I began walking along the beach in the opposite direction,
designing to come round the eastward corner of the
island and so approach the ravine of the huts, without
traversing the possible ambuscades of the thickets.
Perhaps half a mile along the beach
I became aware of one of my three Beast Folk advancing
out of the landward bushes towards me. I was
now so nervous with my own imaginings that I immediately
drew my revolver. Even the propitiatory gestures
of the creature failed to disarm me. He hesitated
as he approached.
“Go away!” cried I.
There was something very suggestive
of a dog in the cringing attitude of the creature.
It retreated a little way, very like a dog being
sent home, and stopped, looking at me imploringly with
canine brown eyes.
“Go away,” said I. “Do not
come near me.”
“May I not come near you?” it said.
“No; go away,” I insisted,
and snapped my whip.

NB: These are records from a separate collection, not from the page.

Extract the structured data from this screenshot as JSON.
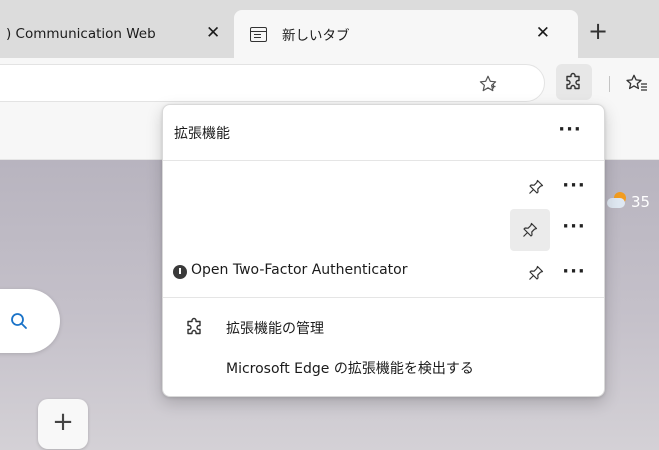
{
  "tabs": [
    {
      "title": ") Communication Web",
      "close": "✕"
    },
    {
      "title": "新しいタブ",
      "close": "✕"
    }
  ],
  "new_tab_label": "+",
  "weather": {
    "temperature": "35"
  },
  "extensions_menu": {
    "title": "拡張機能",
    "more_label": "···",
    "items": [
      {
        "name": ""
      },
      {
        "name": ""
      },
      {
        "name": "Open Two-Factor Authenticator"
      }
    ],
    "manage_label": "拡張機能の管理",
    "discover_label": "Microsoft Edge の拡張機能を検出する"
  },
  "add_shortcut_label": "+",
  "colors": {
    "accent": "#1a73c8",
    "menu_bg": "#ffffff",
    "page_bg": "#c1bdc7"
  }
}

Then putting my whip in
my teeth, I stooped for a stone, and with that threat
drove the creature away.
So in solitude I came round by the
ravine of the Beast People, and hiding among the weeds
and reeds that separated this crevice from the sea
I watched such of them as appeared, trying to judge
from their gestures and appearance how the death of
Moreau and Montgomery and the destruction of the House
of Pain had affected them. I know now the folly
of my cowardice. Had I kept my courage up to
the level of the dawn, had I not allowed it to ebb
away in solitary thought, I might have grasped the
vacant sceptre of Moreau and ruled over the Beast People.
As it was I lost the opportunity, and sank to the position
of a mere leader among my fellows.
Towards noon certain of them came
and squatted basking in the hot sand. The imperious
voices of hunger and thirst prevailed over my dread.
I came out of the bushes, and, revolver in hand, walked
down towards these seated figures. One, a Wolf-woman,
turned her head and stared at me, and then the others.
None attempted to rise or salute me. I felt
too faint and weary to insist, and I let the moment
pass.
“I want food,” said I,
almost apologetically, and drawing near.
“There is food in the huts,”
said an Ox-boar-man, drowsily, and looking away from
me.
I passed them, and went down into
the shadow and odours of the almost deserted ravine.
In an empty hut I feasted on some specked and half-decayed
fruit; and then after I had propped some branches
and sticks about the opening, and placed myself with
my face towards it and my hand upon my revolver, the
exhaustion of the last thirty hours claimed its own,
and I fell into a light slumber, hoping that the flimsy
barricade I had erected would cause sufficient noise
in its removal to save me from surprise.